If Hollis has any good advice at all (which she does!), it’s built on sand—its foundation is only as strong as your own endurance or resolve. She states no purpose for success outside of one’s own feeling of success. Her readers, she claims, are not using their “God-given” talents to their full potential. This is fair, perhaps, but she does a poor job of explaining why they should use them outside of self-satisfaction, if she even tries at all. All of the success in Girl, Wash Your Face is by your own effort, for your own sake. Christians should know that this sort of success probably won’t last a lifetime, and definitely won’t last into eternity. Unfortunately, I did not come away from Hollis’ book confident that she knows this, either.

Missed Opportunity

And this is the tragedy of Hollis’ work. Had she remembered her death, Hollis may have been able to give her readers a better foundation on which to build their success instead of luring them to a gospel of comfort and self-focused success. If she had remembered that she will someday die it would have rounded out her definition of success in a way that would have been a great help to her readers. Instead, she offers her readers only a temporal success that, as Ecclesiastes tells us, is only a vapor. All of our work on earth will be gone within decades, and probably sooner. In the long run, it is meaningless. Unless we recognize the work of another. 

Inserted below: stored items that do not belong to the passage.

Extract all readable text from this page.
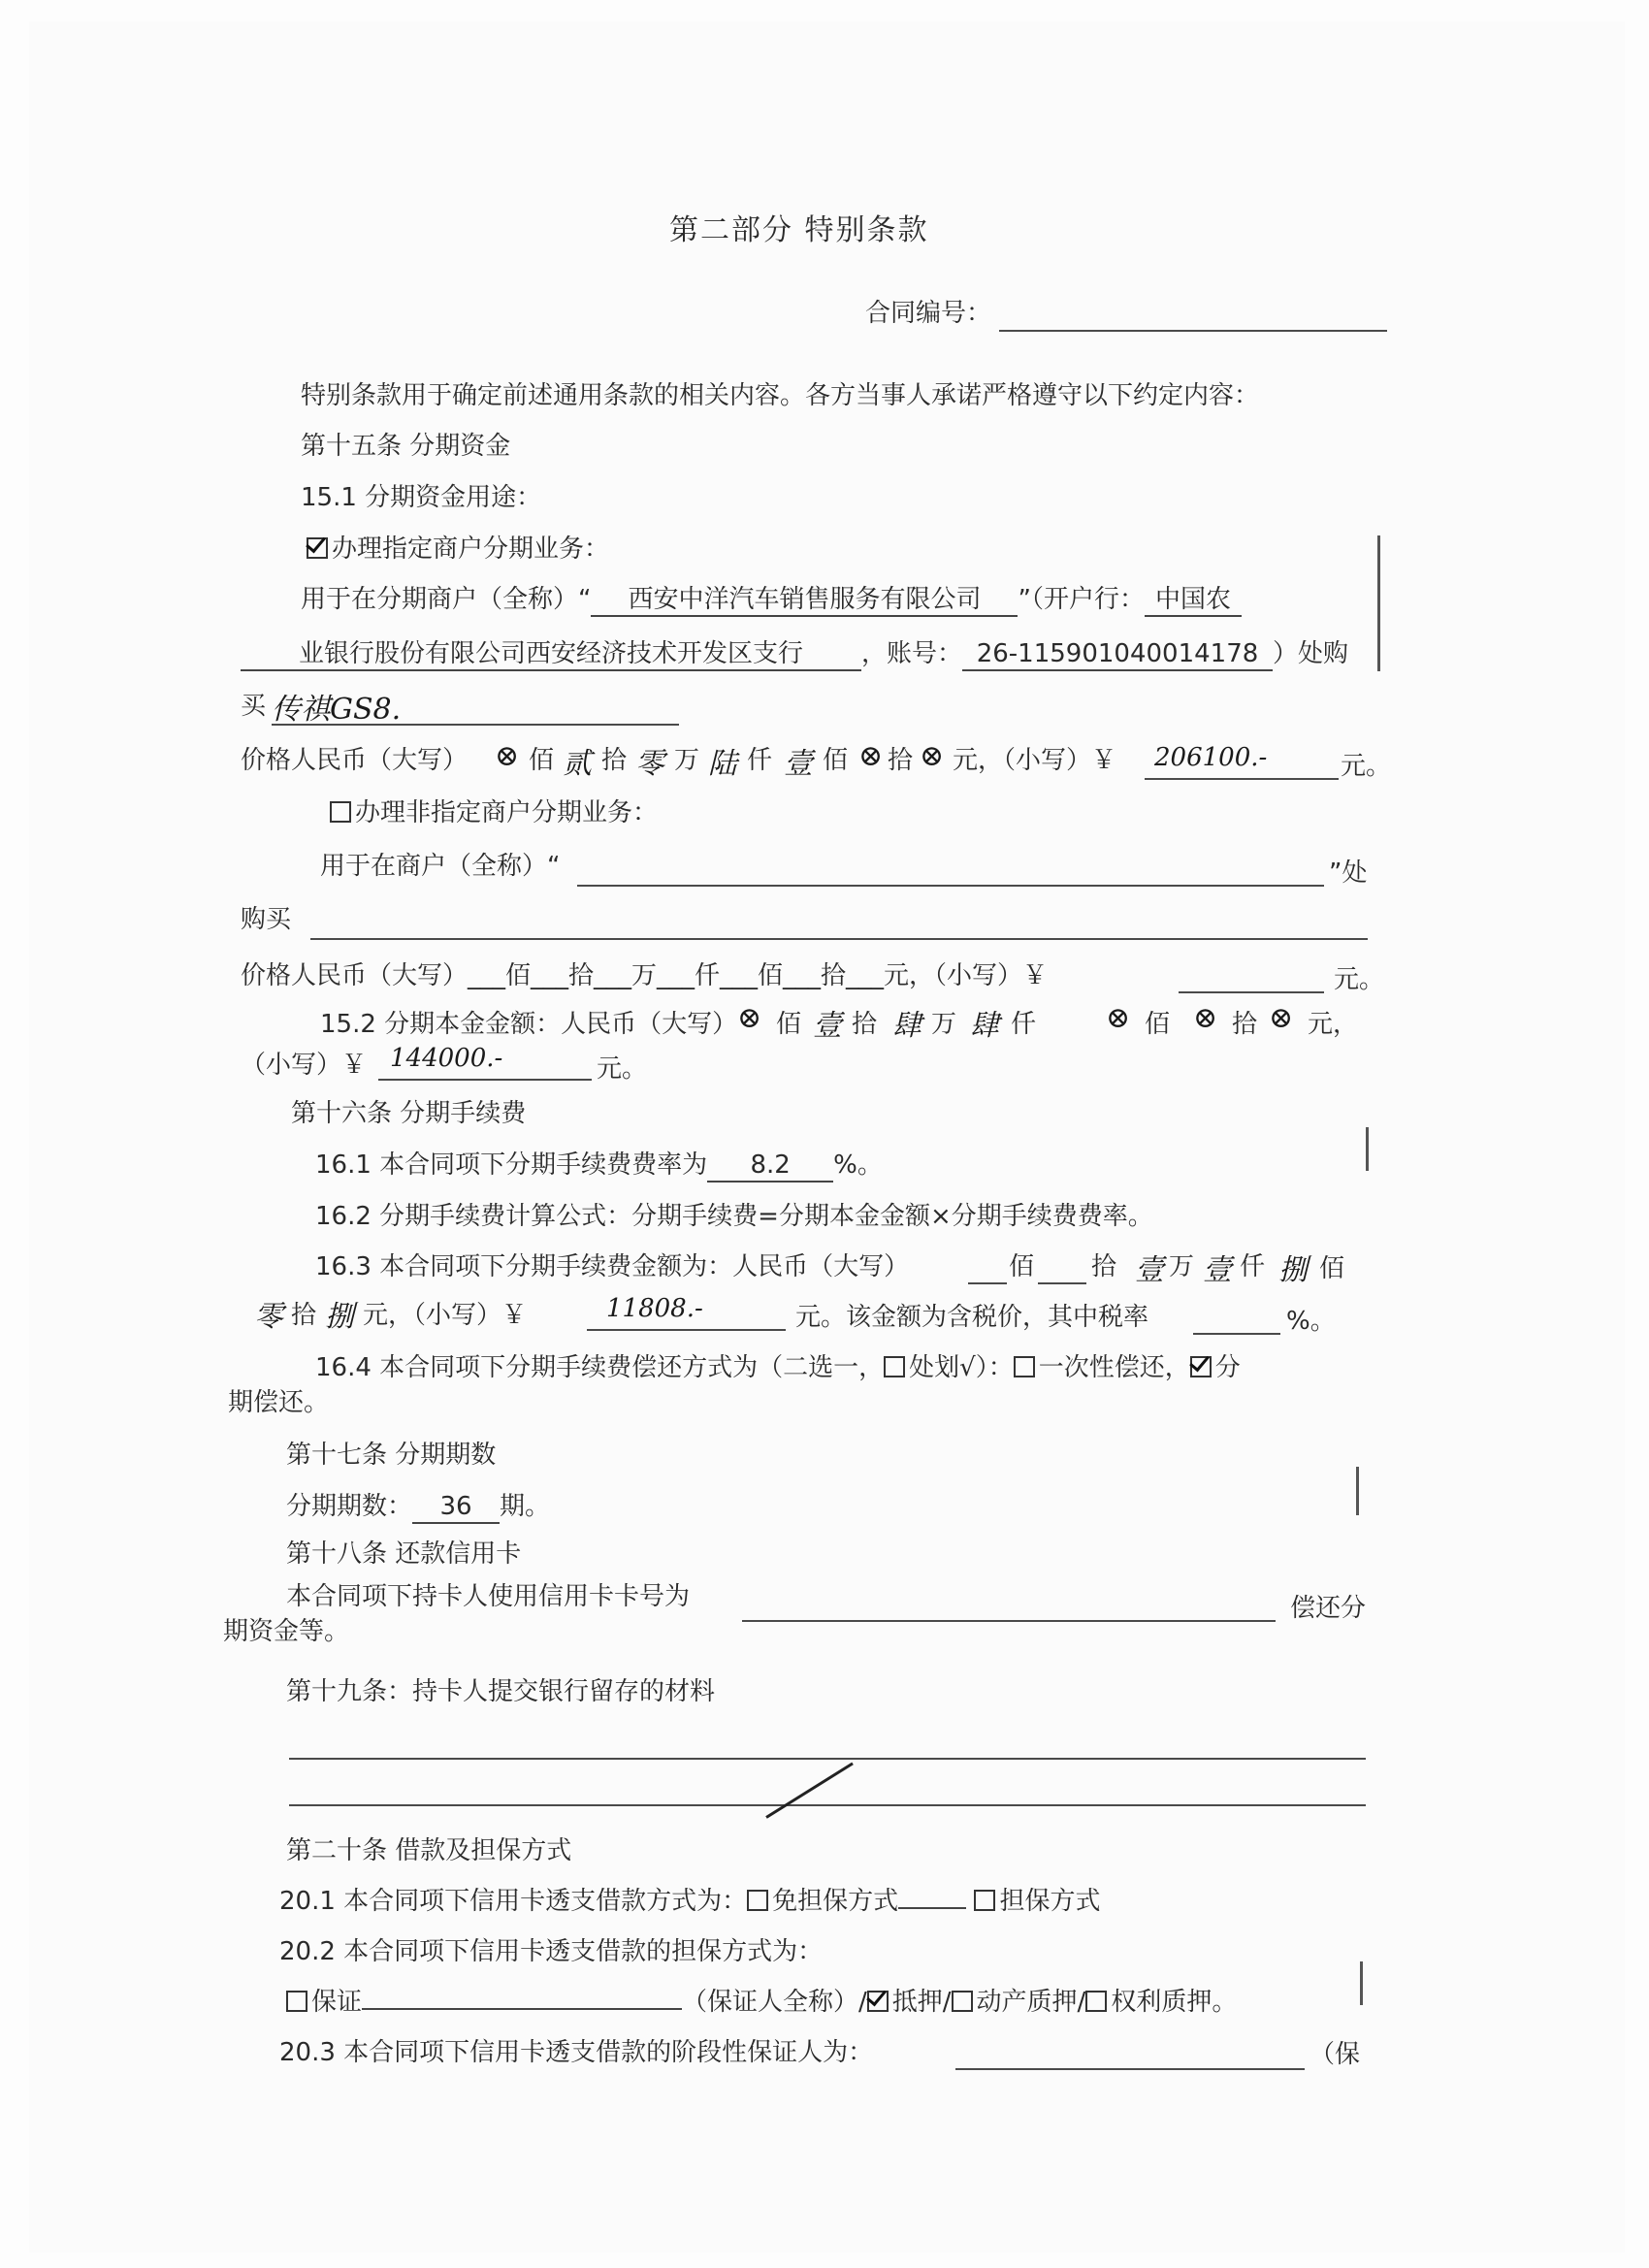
第二部分 特别条款
合同编号：
特别条款用于确定前述通用条款的相关内容。各方当事人承诺严格遵守以下约定内容：
第十五条 分期资金
15.1 分期资金用途：
办理指定商户分期业务：
用于在分期商户（全称）“ 西安中洋汽车销售服务有限公司 ”（开户行： 中国农
业银行股份有限公司西安经济技术开发区支行 ，账号： 26-115901040014178 ）处购
买 传祺GS8.
价格人民币（大写） ⊗ 佰 贰 拾 零 万 陆 仟 壹 佰 ⊗ 拾 ⊗ 元，（小写）￥ 206100.-	元。
办理非指定商户分期业务：
用于在商户（全称）“	”处
购买
价格人民币（大写）___佰___拾___万___仟___佰___拾___元，（小写）￥	元。
15.2 分期本金金额：人民币（大写） ⊗ 佰 壹 拾 肆 万 肆 仟 ⊗ 佰 ⊗ 拾 ⊗ 元，
（小写）￥ 144000.-	元。
第十六条 分期手续费
16.1 本合同项下分期手续费费率为 8.2 %。
16.2 分期手续费计算公式：分期手续费=分期本金金额×分期手续费费率。
16.3 本合同项下分期手续费金额为：人民币（大写）	佰 拾 壹 万 壹 仟 捌 佰
零 拾 捌 元，（小写）￥	11808.-	元。该金额为含税价，其中税率	%。
16.4 本合同项下分期手续费偿还方式为（二选一， 处划√）： 一次性偿还， 分
期偿还。
第十七条 分期期数
分期期数： 36 期。
第十八条 还款信用卡
本合同项下持卡人使用信用卡卡号为	偿还分
期资金等。
第十九条：持卡人提交银行留存的材料
第二十条 借款及担保方式
20.1 本合同项下信用卡透支借款方式为： 免担保方式	担保方式
20.2 本合同项下信用卡透支借款的担保方式为：
保证	（保证人全称）/ 抵押/ 动产质押/ 权利质押。
20.3 本合同项下信用卡透支借款的阶段性保证人为：	（保
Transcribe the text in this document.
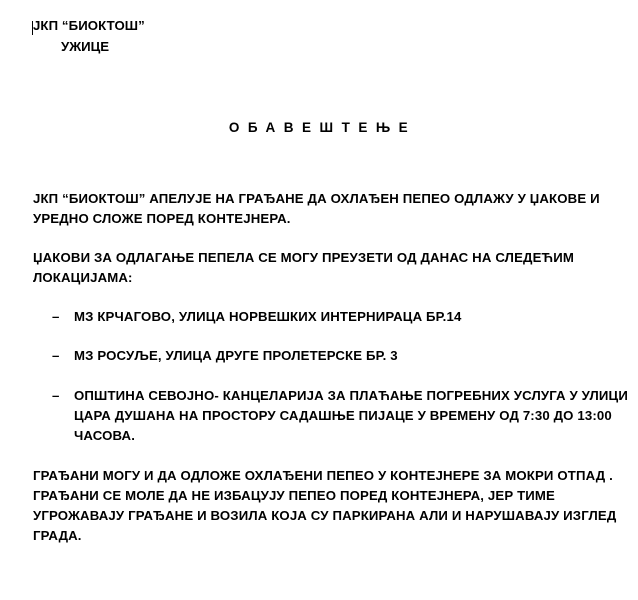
ЈКП “БИОКТОШ”
УЖИЦЕ
ОБАВЕШТЕЊЕ
ЈКП “БИОКТОШ” АПЕЛУЈЕ НА ГРАЂАНЕ ДА ОХЛАЂЕН ПЕПЕО ОДЛАЖУ У ЏАКОВЕ И УРЕДНО СЛОЖЕ ПОРЕД КОНТЕЈНЕРА.
ЏАКОВИ ЗА ОДЛАГАЊЕ ПЕПЕЛА СЕ МОГУ ПРЕУЗЕТИ ОД ДАНАС НА СЛЕДЕЋИМ ЛОКАЦИЈАМА:
– МЗ КРЧАГОВО, УЛИЦА НОРВЕШКИХ ИНТЕРНИРАЦА БР.14
– МЗ РОСУЉЕ, УЛИЦА ДРУГЕ ПРОЛЕТЕРСКЕ БР. 3
– ОПШТИНА СЕВОЈНО- КАНЦЕЛАРИЈА ЗА ПЛАЋАЊЕ ПОГРЕБНИХ УСЛУГА У УЛИЦИ ЦАРА ДУШАНА НА ПРОСТОРУ САДАШЊЕ ПИЈАЦЕ У ВРЕМЕНУ ОД 7:30 ДО 13:00 ЧАСОВА.
ГРАЂАНИ МОГУ И ДА ОДЛОЖЕ ОХЛАЂЕНИ ПЕПЕО У КОНТЕЈНЕРЕ ЗА МОКРИ ОТПАД . ГРАЂАНИ СЕ МОЛЕ ДА НЕ ИЗБАЦУЈУ ПЕПЕО ПОРЕД КОНТЕЈНЕРА, ЈЕР ТИМЕ УГРОЖАВАЈУ ГРАЂАНЕ И ВОЗИЛА КОЈА СУ ПАРКИРАНА АЛИ И НАРУШАВАЈУ ИЗГЛЕД ГРАДА.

Christ’s work is eternal. And it is only by joining in his work that our work has value. Even the most menial tasks become valuable when they are tethered to his work on the cross, a story outside of our own. When we see our work in its proper place as part of the story of redemption—creation, fall, redemption, consummation—it takes on a value far greater than we can give it on our own. 

If we do not remember that we are dust, and like Hollis focus only on what our work can accomplish for us, we are left striving after the wind. Eventually it will leave us not only exhausted, but with nothing to show for our efforts. 

In contrast, remembering our death means that we can, as Matthew McCullough points out in his book Remember Death, rest—even as we’re working. Our work, whether it’s in a career, parenting or even eating and exercising, won’t save us—Christ’s work will. Even when we are stuck in the most lowly work, McCullough says, “[we] get to reflect the glory of the One who put every star in its place, marked off the oceans, and ordered every species.”[1]

And that success, I think, is a much more satisfying than any amount of wealth, status, or earthly comfort.


[1]Remember Death, 114.

I live in Minnesota with my family, and write about death, dying, and the Christian.